2. de screening van de bibliotheek voor het opnieuw activeren met behulp van hygromycin B selectie

1. De test kloon infecteren, selectie toepassen en oogsten van DNA voor het rangschikken
   1. Verkrijgen van virale concentraten van retrovirale constructies uiten haarspelden uit een mediawisselaar shRNA of produceren van geconcentreerde virale bovendrijvende vloeistof via het protocol opgenomen met de gewenste bibliotheek.
   2. Titreer voordat u verdergaat met het scherm, de bibliotheek (met behulp van een GFP-marker, indien beschikbaar). Streven naar een veelheid aan infectie tussen 0,3 en 0,5.
      Opmerking: Voer ten minste vier onafhankelijke schermen om te minimaliseren van valse positieve tarieven. 20 platen per scherm te verkrijgen 100-fold dekking van de bibliotheek te handhaven adequate vertegenwoordiging van haarspelden en vermijden van willekeurige dropouts⁹gebruiken. Echter, gezien de positieve selectiescherm en de grootte van een grote bibliotheek, het is waarschijnlijk dat een lagere dekking zou volstaan.
   3. Plaat in de ochtend, 1 x 10⁶ Xi cellen op 10 cm weefselkweek platen.
   4. In de namiddag, infecteren de platen door vervanging van de media met verse DMEM-10 met virale supernatant en 5-10 µg/mL polybrene. Gebruik maken van de hoeveelheid virale supernatant in stap 2.1.2 vastgesteld.
   5. Na 18-24 h, de media gecombineerd en voeg 10 mL van de verse DMEM-10 aan elke plaat. Cultuur voor een ander 48u.
   6. In de ochtend, de cellen 1 mL 0,05% trypsine-EDTA per plaat met mobiliseren en doven met 9 DMEM-10 mL per plaat. De schorsing doorlopen een 100 µm mesh filter. De gefilterde schorsingen samen bundelen en zaad van twee sets van 10 cm platen op 1 x 10⁶ cellen/plaat.
   7. In de namiddag, door de media in één set platen te vervangen door DMEM-10 met 15 µg/mL van hygromycin B (dag 0). In de andere reeks, door de media te vervangen door verse DMEM-10 alleen.
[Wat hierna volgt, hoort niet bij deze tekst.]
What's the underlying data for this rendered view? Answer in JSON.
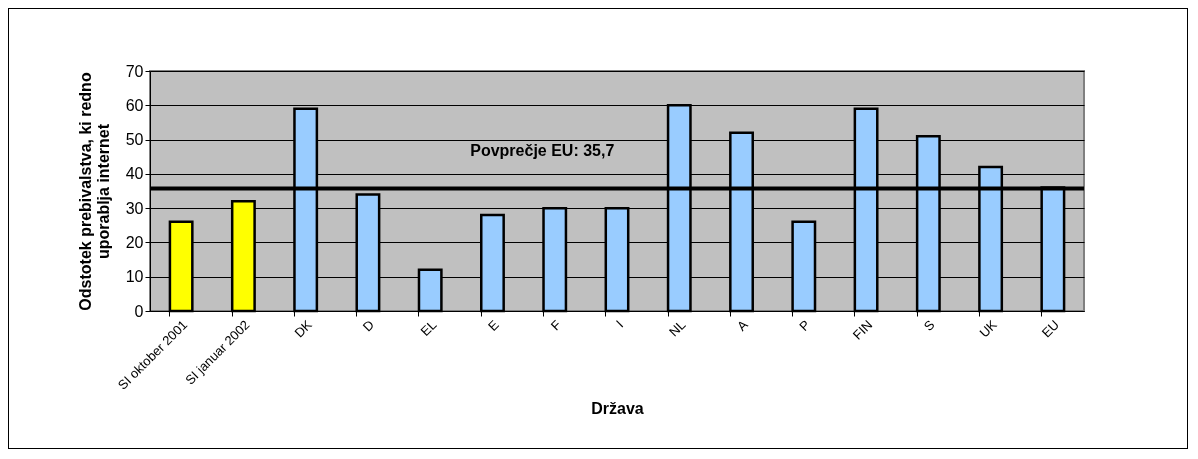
{
  "chart_data": {
    "type": "bar",
    "xlabel": "Država",
    "ylabel": "Odstotek prebivalstva, ki redno uporablja internet",
    "categories": [
      "SI oktober 2001",
      "SI januar 2002",
      "DK",
      "D",
      "EL",
      "E",
      "F",
      "I",
      "NL",
      "A",
      "P",
      "FIN",
      "S",
      "UK",
      "EU"
    ],
    "values": [
      26,
      32,
      59,
      34,
      12,
      28,
      30,
      30,
      60,
      52,
      26,
      59,
      51,
      42,
      36
    ],
    "colors": [
      "#ffff00",
      "#ffff00",
      "#99ccff",
      "#99ccff",
      "#99ccff",
      "#99ccff",
      "#99ccff",
      "#99ccff",
      "#99ccff",
      "#99ccff",
      "#99ccff",
      "#99ccff",
      "#99ccff",
      "#99ccff",
      "#99ccff"
    ],
    "ylim": [
      0,
      70
    ],
    "yticks": [
      0,
      10,
      20,
      30,
      40,
      50,
      60,
      70
    ],
    "grid": "y",
    "ref_lines": [
      {
        "axis": "y",
        "value": 35.7,
        "label": "Povprečje EU: 35,7",
        "color": "#000000"
      }
    ]
  }
}
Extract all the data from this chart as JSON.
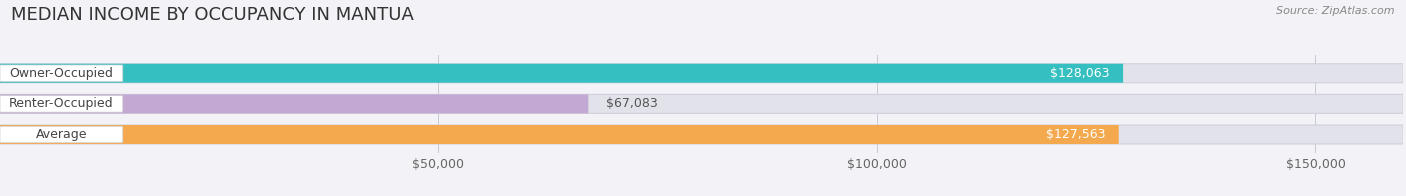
{
  "title": "MEDIAN INCOME BY OCCUPANCY IN MANTUA",
  "source": "Source: ZipAtlas.com",
  "categories": [
    "Owner-Occupied",
    "Renter-Occupied",
    "Average"
  ],
  "values": [
    128063,
    67083,
    127563
  ],
  "bar_colors": [
    "#35bfc0",
    "#c4a8d4",
    "#f5a94e"
  ],
  "bar_labels": [
    "$128,063",
    "$67,083",
    "$127,563"
  ],
  "xlim": [
    0,
    160000
  ],
  "xticks": [
    50000,
    100000,
    150000
  ],
  "xticklabels": [
    "$50,000",
    "$100,000",
    "$150,000"
  ],
  "background_color": "#f2f2f7",
  "bar_background_color": "#e2e2ea",
  "title_fontsize": 13,
  "label_fontsize": 9,
  "value_fontsize": 9,
  "bar_height": 0.62,
  "figsize": [
    14.06,
    1.96
  ]
}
   8. Na 48 uur, mobiliseren de cellen van onbehandelde aantal platen met behulp van 1 ml trypsine-EDTA 0,05%. Incubeer gedurende 2-5 minuten bij 37 ° C. Doven met 9 mL van DMEM-10. Overbrengen in de cellen 15 ml conische buizen en centrifuge op 500 x g gedurende 5 minuten bij kamertemperatuur. Het supernatant gecombineerd en meteen doorgaan met de extractie van DNA van de pellets. Anderzijds bundelen de cellen in de grotere buizen voor de stap van centrifugeren.
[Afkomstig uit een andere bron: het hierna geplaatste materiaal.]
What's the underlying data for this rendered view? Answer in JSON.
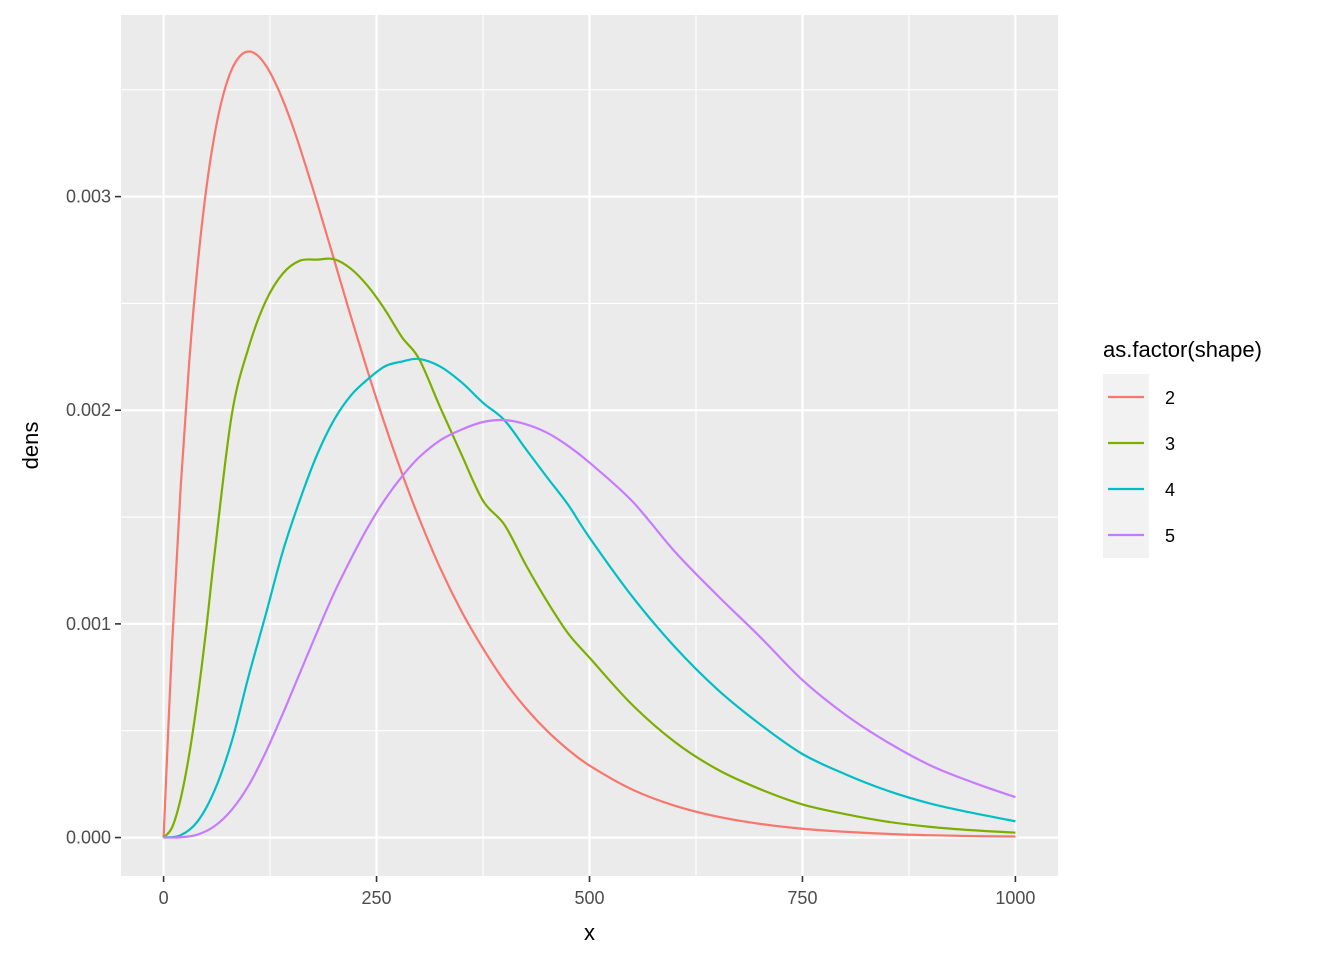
{
  "chart_data": {
    "type": "line",
    "xlabel": "x",
    "ylabel": "dens",
    "xlim": [
      -50,
      1050
    ],
    "ylim": [
      -0.00018,
      0.00385
    ],
    "x_ticks": [
      0,
      250,
      500,
      750,
      1000
    ],
    "x_tick_labels": [
      "0",
      "250",
      "500",
      "750",
      "1000"
    ],
    "y_ticks": [
      0,
      0.001,
      0.002,
      0.003
    ],
    "y_tick_labels": [
      "0.000",
      "0.001",
      "0.002",
      "0.003"
    ],
    "grid": true,
    "legend": {
      "title": "as.factor(shape)",
      "position": "right"
    },
    "colors": {
      "panel_background": "#EBEBEB",
      "grid": "#FFFFFF",
      "legend_key_background": "#F2F2F2"
    },
    "series": [
      {
        "name": "2",
        "color": "#F8766D",
        "x": [
          0,
          10,
          20,
          30,
          40,
          50,
          60,
          70,
          80,
          90,
          100,
          110,
          120,
          130,
          140,
          150,
          160,
          180,
          200,
          220,
          240,
          260,
          280,
          300,
          325,
          350,
          375,
          400,
          425,
          450,
          475,
          500,
          550,
          600,
          650,
          700,
          750,
          800,
          850,
          900,
          950,
          1000
        ],
        "y": [
          0,
          0.000905,
          0.001637,
          0.002222,
          0.002681,
          0.003033,
          0.003293,
          0.003476,
          0.003595,
          0.003659,
          0.003679,
          0.003662,
          0.003614,
          0.003542,
          0.003452,
          0.003347,
          0.00323,
          0.002975,
          0.002707,
          0.002437,
          0.002177,
          0.001931,
          0.001703,
          0.001494,
          0.001259,
          0.001057,
          0.000885,
          0.000733,
          0.000607,
          0.0005,
          0.000411,
          0.000337,
          0.000225,
          0.000149,
          9.8e-05,
          6.4e-05,
          4.1e-05,
          2.7e-05,
          1.7e-05,
          1.1e-05,
          7e-06,
          5e-06
        ]
      },
      {
        "name": "3",
        "color": "#7CAE00",
        "x": [
          0,
          10,
          20,
          30,
          40,
          50,
          60,
          80,
          100,
          120,
          140,
          160,
          180,
          200,
          220,
          240,
          260,
          280,
          300,
          325,
          350,
          375,
          400,
          425,
          450,
          475,
          500,
          550,
          600,
          650,
          700,
          750,
          800,
          850,
          900,
          950,
          1000
        ],
        "y": [
          0,
          4.76e-05,
          0.000181,
          0.000387,
          0.000655,
          0.000974,
          0.001333,
          0.001978,
          0.002296,
          0.002511,
          0.00264,
          0.0027,
          0.002705,
          0.002707,
          0.002662,
          0.00258,
          0.00247,
          0.002341,
          0.00224,
          0.002011,
          0.00179,
          0.001576,
          0.001465,
          0.001278,
          0.001107,
          0.000955,
          0.000842,
          0.000622,
          0.000448,
          0.000319,
          0.000227,
          0.000155,
          0.00011,
          7.4e-05,
          5e-05,
          3.4e-05,
          2.3e-05
        ]
      },
      {
        "name": "4",
        "color": "#00BFC4",
        "x": [
          0,
          20,
          40,
          60,
          80,
          100,
          120,
          140,
          160,
          180,
          200,
          220,
          240,
          260,
          280,
          300,
          325,
          350,
          375,
          400,
          425,
          450,
          475,
          500,
          550,
          600,
          650,
          700,
          750,
          800,
          850,
          900,
          950,
          1000
        ],
        "y": [
          0,
          1.06e-05,
          7.59e-05,
          0.000222,
          0.00045,
          0.000758,
          0.001045,
          0.00134,
          0.00158,
          0.00179,
          0.001954,
          0.00207,
          0.002146,
          0.002206,
          0.002228,
          0.00224,
          0.002204,
          0.00213,
          0.002035,
          0.001954,
          0.00182,
          0.001687,
          0.001557,
          0.001404,
          0.001129,
          0.000893,
          0.000694,
          0.000531,
          0.000391,
          0.000297,
          0.000219,
          0.000159,
          0.000115,
          7.6e-05
        ]
      },
      {
        "name": "5",
        "color": "#C77CFF",
        "x": [
          0,
          20,
          40,
          60,
          80,
          100,
          120,
          140,
          160,
          180,
          200,
          220,
          240,
          260,
          280,
          300,
          325,
          350,
          375,
          400,
          425,
          450,
          475,
          500,
          550,
          600,
          650,
          700,
          750,
          800,
          850,
          900,
          950,
          1000
        ],
        "y": [
          0,
          1.3e-06,
          1.4e-05,
          5.4e-05,
          0.00013,
          0.000245,
          0.0004,
          0.00058,
          0.00077,
          0.00096,
          0.001143,
          0.001305,
          0.001454,
          0.001583,
          0.001691,
          0.00178,
          0.00186,
          0.00191,
          0.001945,
          0.001954,
          0.001935,
          0.001895,
          0.001833,
          0.001755,
          0.001575,
          0.001339,
          0.001134,
          0.00094,
          0.000737,
          0.000576,
          0.000446,
          0.000338,
          0.000258,
          0.000189
        ]
      }
    ]
  }
}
   9. Pak van DNA met behulp van een mengsel van fenol en chroroform en neerslag van DNA met natrium acetaat en koude ethanol als eerder beschreven¹⁰. Zwembad de individuele voorselectie DNA-monsters en bewaren bij-20 ° C tot verder gebruik.
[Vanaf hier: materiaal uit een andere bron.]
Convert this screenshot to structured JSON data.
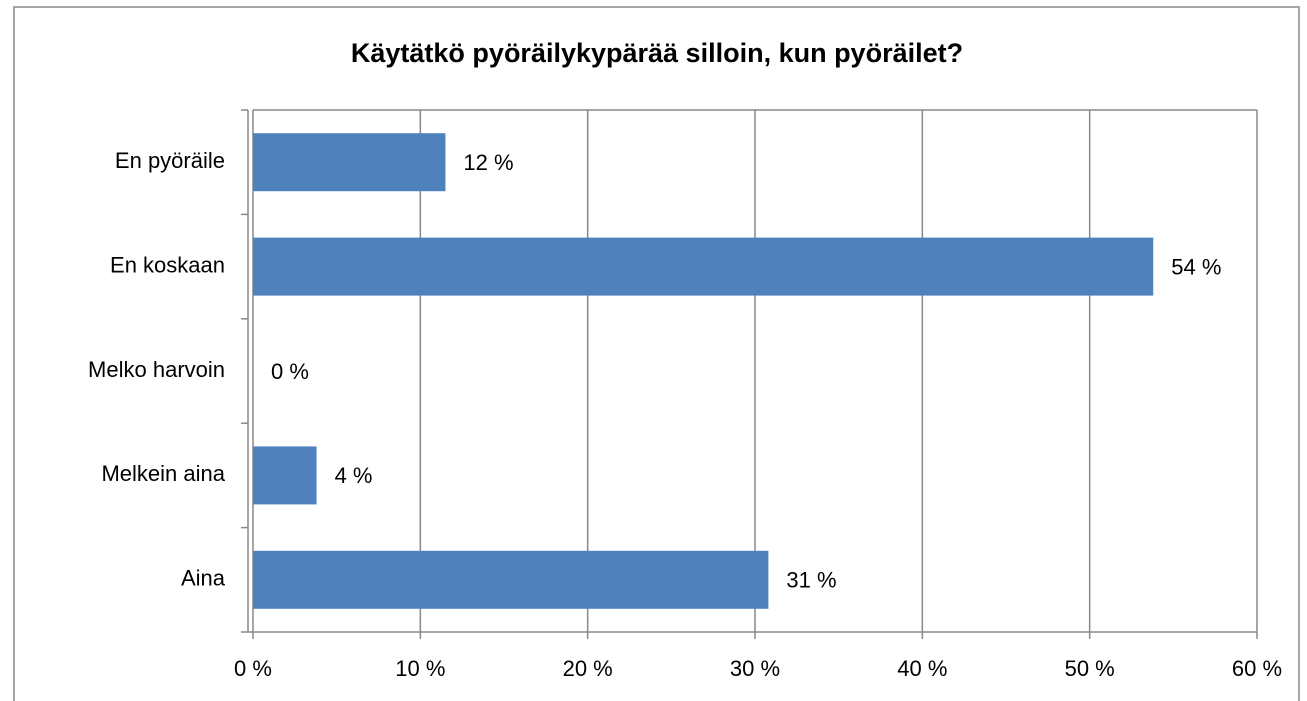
{
  "chart_data": {
    "type": "hbar",
    "title": "Käytätkö pyöräilykypärää silloin, kun pyöräilet?",
    "categories": [
      "En pyöräile",
      "En koskaan",
      "Melko harvoin",
      "Melkein aina",
      "Aina"
    ],
    "values": [
      11.5,
      53.8,
      0,
      3.8,
      30.8
    ],
    "value_labels": [
      "12 %",
      "54 %",
      "0 %",
      "4 %",
      "31 %"
    ],
    "color": "#4f81bd",
    "xlim": [
      0,
      60
    ],
    "xticks": [
      {
        "value": 0,
        "label": "0 %"
      },
      {
        "value": 10,
        "label": "10 %"
      },
      {
        "value": 20,
        "label": "20 %"
      },
      {
        "value": 30,
        "label": "30 %"
      },
      {
        "value": 40,
        "label": "40 %"
      },
      {
        "value": 50,
        "label": "50 %"
      },
      {
        "value": 60,
        "label": "60 %"
      }
    ],
    "grid": true
  }
}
   10. Blijven hygromycin B selectie instellen voor 4 meer dagen te kweken. Aanvullen van de media van de selectie met verse DMEM-10 met hygromycin B na 2 dagen.
   11. Op dag 7, door de media van de selectie te vervangen door verse DMEM-10 alleen. Toestaan van 2 tot 4 dagen voor herstel, en vervolgens het oogsten van de cellen zoals beschreven in stap 2.1.8. Ga verder met DNA-extractie, zoals beschreven in stap 2.1.9.
2. Identificeren van haarspelden verrijkt in de monsters na selectie
   1. Gebruik 5' context (5'-ATCGTTGCCTGCACATCTTGG-3') en 3' reverse lus inleidingen (5'-ACATCTGTGGCTTCACTA-3') aan het versterken van de half-haarspelden van pre- en post selectie DNA-monsters. Gebruik alle geëxtraheerd DNA in aparte PCR reacties met 100-200 ng van DNA per reactie.
      Opmerking: Deze context primer 5' en 3' omgekeerde lus inleidingen komen overeen met de miR-30 kader volgorde stroomopwaarts van het donormateriaal shRNA en de volgorde bij de shRNA lus, respectievelijk. Verschillende bibliotheken zal vereisen verschillende oligos. Zuivering stappen om te isoleren van verschillende product maten zo nodig aanpassen.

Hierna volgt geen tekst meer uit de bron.